The Federal District Court for the Middle District of Florida appears to have rejected recent direction from the Eleventh Circuit Court of Appeal to deny a motion to dismiss in a False Claims Act case.

In United States ex rel. Napoli et al. v. Premier Hospitalists PL, et al. the whistle-blowers alleged a hospitalist company and its owner violated the False Claims Act through the submission of fraudulent claims to government payers. The qui tam relators described the scheme in great detail, but failed to identify with particularity any claims submitted to the government. The trial court denied the defendants' motion to dismiss for failure to plead fraud with particularity, ruling

In 2002 the Eleventh Circuit Court of Appeals ruled that False Claims Act cases must be plead with specificity pursuant to Rule 9(b),[1] saying that in a FCA complaint, " some indicia of reliability must be given in the complaint to support the allegation of an actual false claim for payment being made to the Government."[2] The court went on to say that a False Claims Act complaint must support the allegation of "an actual false claim for payment being made to the Government."[3]

The next year, the Eleventh Circuit Court of Appeals issued its unpublished opinion in United States ex rel. Hill v. Morehouse Medical Associates, Inc.[4] In Hill the court allowed a relaxed pleading standard where the whistle-blower was a corporate insider without access to detailed information. It ruled that a qui tam whistleblower who showed sufficient indicia of reliability, even in the absence of specific claims, could meet the Rule 9(b) fraud with particularity standard.

In 2006, in United States ex rel. Atkins v. McInteer,[5] and again in 2010 in United States ex rel. Sanchez v. Lymphatx Inc.,[6] the Court of Appeals stated that Clausen, a published opinion, supersede Hill, and that the Clausen specificity requirements must be followed.

In 2012, in a reported case, United States ex rel. Matheny v. Medco Health Solutions Inc.,[7] the same court said:

In order to plead the submission of a false claim with particularity, a relator must identify the particular document and statement alleged to be false, who made or used it, when the statement was made, how the statement was false, and what the defendants obtained as a result.[8]

This seemed to be a clear return to the Clausen standard, requiring pleading of a specific false claim submitted to a government payer.

In 2014, in United States ex rel. Mastej v. Health Management Associates, Inc., et al.,[9] the court appeared to flip-flop, ruling a relator:

with direct, first-hand knowledge of the defendant's submission of false claims gained through her employment with the defendants may have a sufficient basis for asserting that the defendants actually submitted false claims.[10]
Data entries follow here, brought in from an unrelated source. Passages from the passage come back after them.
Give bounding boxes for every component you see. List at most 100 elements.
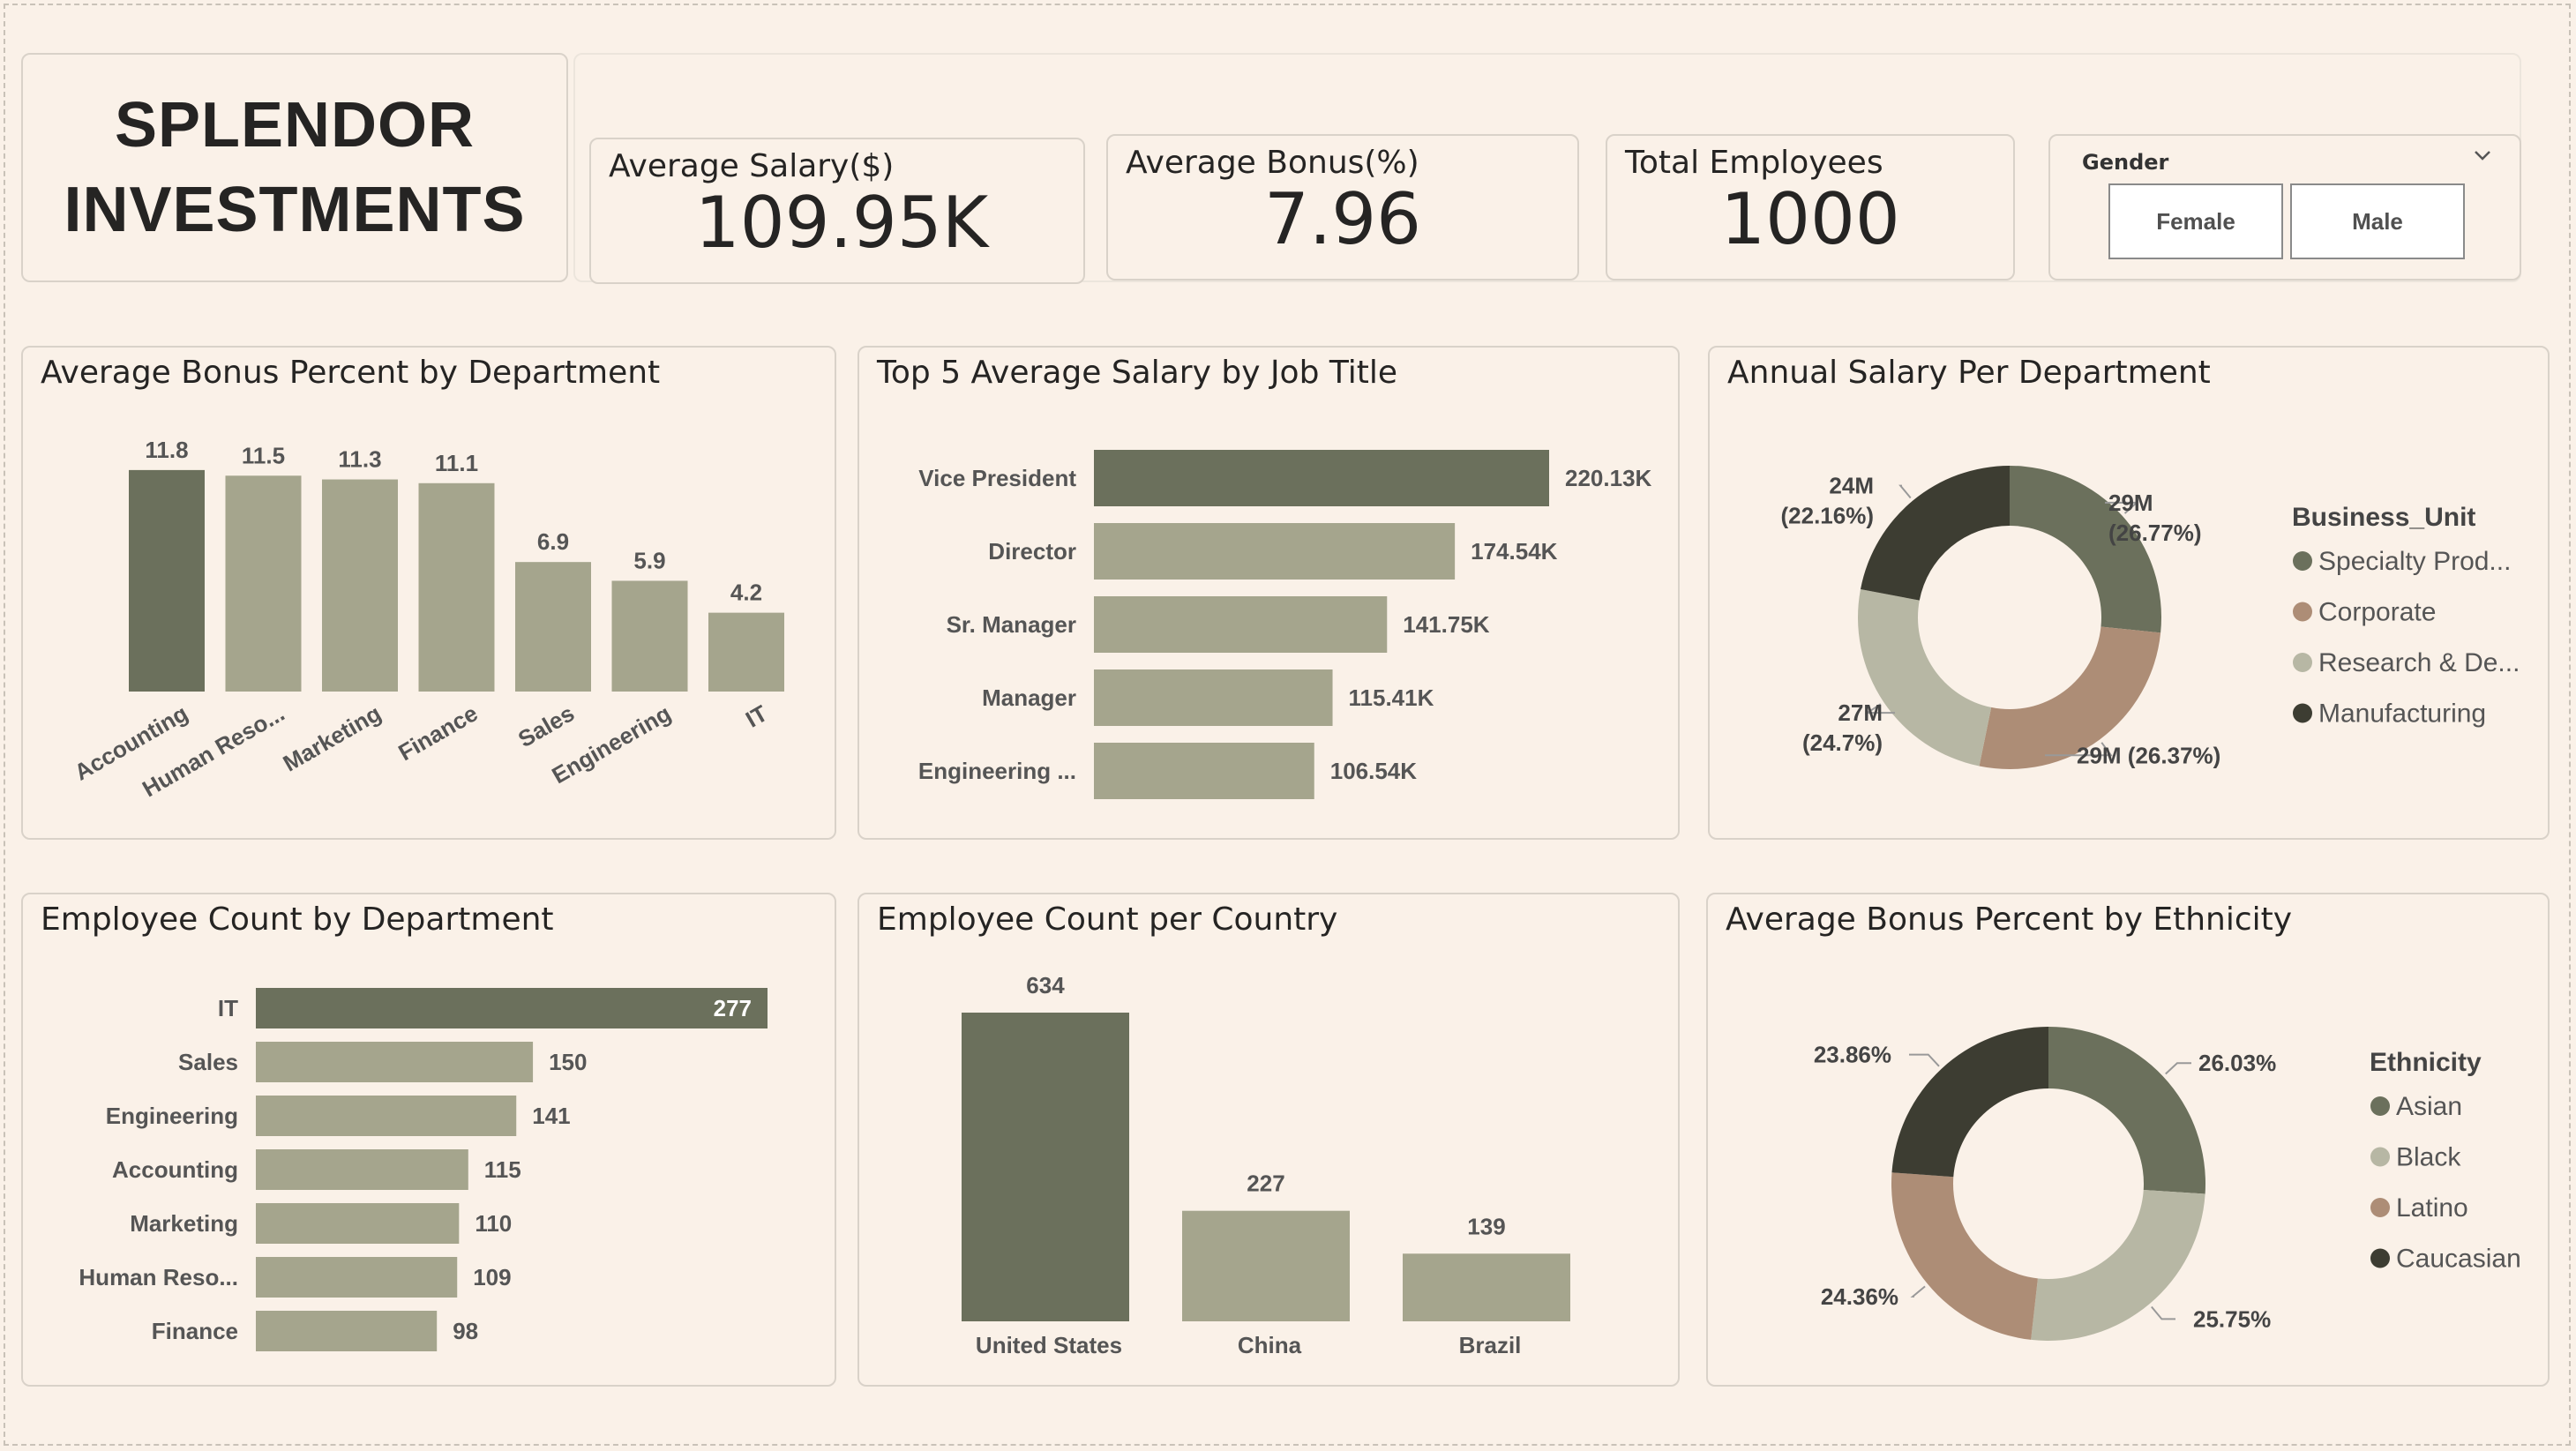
data-label: 220.13K bbox=[1565, 465, 1652, 491]
x-tick-label: Finance bbox=[393, 699, 482, 766]
y-tick-label: Vice President bbox=[918, 465, 1076, 491]
kpi-label: Average Bonus(%) bbox=[1126, 145, 1419, 181]
bar bbox=[418, 482, 495, 692]
data-label: 139 bbox=[1467, 1213, 1505, 1239]
data-label: (22.16%) bbox=[1781, 503, 1875, 529]
bar bbox=[611, 580, 688, 692]
legend-marker bbox=[2370, 1147, 2390, 1167]
legend-label: Latino bbox=[2396, 1193, 2468, 1223]
bar bbox=[322, 479, 398, 692]
brand-title: SPLENDOR INVESTMENTS bbox=[64, 83, 525, 252]
data-label: 115 bbox=[484, 1156, 521, 1183]
legend-label: Caucasian bbox=[2396, 1245, 2521, 1274]
visual-count-by-country: Employee Count per Country 634 United Sta… bbox=[857, 893, 1680, 1387]
data-label: 5.9 bbox=[633, 547, 665, 573]
data-label: 11.1 bbox=[435, 450, 478, 476]
donut-slice bbox=[1891, 1027, 2048, 1178]
bar bbox=[256, 988, 768, 1028]
donut-slice bbox=[1891, 1172, 2038, 1340]
chevron-down-icon[interactable] bbox=[2472, 145, 2493, 166]
bar bbox=[129, 469, 205, 692]
data-label: 26.03% bbox=[2198, 1050, 2276, 1076]
visual-title: Annual Salary Per Department bbox=[1727, 355, 2211, 391]
legend-label: Asian bbox=[2396, 1092, 2462, 1121]
data-label: 24M bbox=[1829, 473, 1874, 499]
data-label: 106.54K bbox=[1330, 758, 1418, 784]
salary-by-title-chart: Vice President 220.13K Director 174.54K Sr. … bbox=[918, 450, 1652, 799]
data-label: 174.54K bbox=[1471, 538, 1558, 565]
bar bbox=[1403, 1253, 1570, 1321]
bar bbox=[1094, 596, 1388, 653]
kpi-label: Total Employees bbox=[1625, 145, 1883, 181]
y-tick-label: Human Reso... bbox=[79, 1264, 238, 1290]
y-tick-label: IT bbox=[218, 995, 238, 1021]
visual-bonus-by-department: Average Bonus Percent by Department 11.8… bbox=[21, 346, 836, 840]
donut-slice bbox=[1979, 626, 2161, 769]
visual-title: Employee Count per Country bbox=[877, 901, 1338, 938]
bar bbox=[256, 1149, 468, 1190]
data-label: 29M (26.37%) bbox=[2077, 742, 2220, 768]
donut-slice bbox=[2010, 466, 2161, 633]
donut-slice bbox=[1861, 466, 2010, 601]
bar bbox=[515, 562, 591, 692]
legend-label: Specialty Prod... bbox=[2318, 547, 2511, 576]
visual-title: Employee Count by Department bbox=[41, 901, 554, 938]
donut-slice bbox=[1858, 588, 1992, 767]
data-label: 11.5 bbox=[242, 442, 285, 468]
bar bbox=[1094, 450, 1549, 506]
bar bbox=[256, 1257, 458, 1298]
data-label: 141.75K bbox=[1403, 611, 1490, 638]
bar bbox=[256, 1042, 534, 1082]
bar bbox=[1094, 743, 1314, 799]
leader-line bbox=[1910, 1285, 1926, 1298]
bonus-by-ethnicity-chart: 26.03% 25.75% 24.36% 23.86% Ethnicity Asian Bl… bbox=[1814, 1027, 2521, 1341]
visual-title: Top 5 Average Salary by Job Title bbox=[877, 355, 1398, 391]
legend-marker bbox=[2293, 602, 2312, 622]
bar bbox=[256, 1096, 517, 1136]
visual-count-by-department: Employee Count by Department IT 277 Sales 1… bbox=[21, 893, 836, 1387]
kpi-label: Average Salary($) bbox=[609, 148, 895, 184]
data-label: 11.8 bbox=[145, 437, 188, 463]
y-tick-label: Manager bbox=[982, 684, 1076, 711]
legend-label: Black bbox=[2396, 1143, 2461, 1172]
legend-label: Research & De... bbox=[2318, 648, 2520, 677]
bar bbox=[256, 1203, 460, 1244]
data-label: 634 bbox=[1026, 972, 1065, 998]
y-tick-label: Finance bbox=[152, 1318, 238, 1344]
bar bbox=[225, 475, 302, 692]
brand-line-2: INVESTMENTS bbox=[64, 175, 526, 245]
gender-slicer: Gender Female Male bbox=[2048, 134, 2521, 280]
y-tick-label: Marketing bbox=[130, 1210, 238, 1237]
data-label: 109 bbox=[473, 1264, 511, 1290]
slicer-option-male[interactable]: Male bbox=[2290, 183, 2465, 259]
x-tick-label: China bbox=[1238, 1332, 1302, 1358]
x-tick-label: Brazil bbox=[1459, 1332, 1522, 1358]
count-by-country-chart: 634 United States 227 China 139 Brazil bbox=[962, 972, 1570, 1358]
leader-line bbox=[2105, 501, 2139, 514]
brand-line-1: SPLENDOR bbox=[114, 90, 476, 161]
x-tick-label: Sales bbox=[513, 699, 579, 752]
x-tick-label: United States bbox=[976, 1332, 1122, 1358]
kpi-card-avg-bonus: Average Bonus(%) 7.96 bbox=[1106, 134, 1579, 280]
y-tick-label: Sr. Manager bbox=[947, 611, 1076, 638]
visual-title: Average Bonus Percent by Ethnicity bbox=[1726, 901, 2293, 938]
data-label: 141 bbox=[532, 1103, 570, 1129]
data-label: 29M bbox=[2108, 490, 2153, 516]
data-label: 115.41K bbox=[1349, 684, 1434, 711]
kpi-value: 7.96 bbox=[1263, 178, 1422, 260]
bar bbox=[708, 612, 784, 692]
kpi-value: 109.95K bbox=[694, 182, 989, 264]
data-label: 11.3 bbox=[338, 446, 381, 473]
visual-salary-by-business-unit: Annual Salary Per Department 29M (26.77%)… bbox=[1708, 346, 2550, 840]
bar bbox=[1094, 669, 1333, 726]
data-label: (26.77%) bbox=[2108, 520, 2202, 546]
leader-line bbox=[1864, 703, 1895, 714]
data-label: 227 bbox=[1247, 1171, 1284, 1197]
bar bbox=[1094, 523, 1456, 580]
kpi-card-avg-salary: Average Salary($) 109.95K bbox=[589, 138, 1085, 284]
legend-marker bbox=[2370, 1096, 2390, 1116]
slicer-option-female[interactable]: Female bbox=[2108, 183, 2283, 259]
leader-line bbox=[1909, 1053, 1940, 1067]
data-label: 6.9 bbox=[537, 528, 569, 555]
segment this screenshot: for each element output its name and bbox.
Then, in 2016, the Eleventh Circuit Court of Appeals issued its ruling in United States ex rel. Jallali v. Sun Healthcare Group, et al.[11] In Jallali, the qui tam relator asked the Court of Appeals to evaluate its pleading based upon the Mastej standard for Rule 9(b), rather than the standard found in Clausen. The court affirmed quite clearly that its rules state "(u)npublished opinions are not considered binding precedent, but they may be cited as persuasive authority."[12] Clausen was the standard to be followed, not Mastej. The court stated:

Absent an allegation, stated with particularity, that the Defendants presented a false claim for payment to the Government, Jallali has failed to state claim for relief under the FCA.[13]

The court in Napoli attempted to thread the needle between Clausen and Hill by stating it did not find them to be inconsistent. Unfortunately, it relied upon the unpublished Mastej opinion to support that conclusion. Defendants' counsel did provide a copy of the Jallali decision in a supplemental filing.

There seems little doubt that the Eleventh Circuit Court of Appeals will continue to hew to its rule that unpublished opinion do not supersede the pleading standard it enunciated in Clausen. It remains to be seen what will ultimately happen in the Napoli case.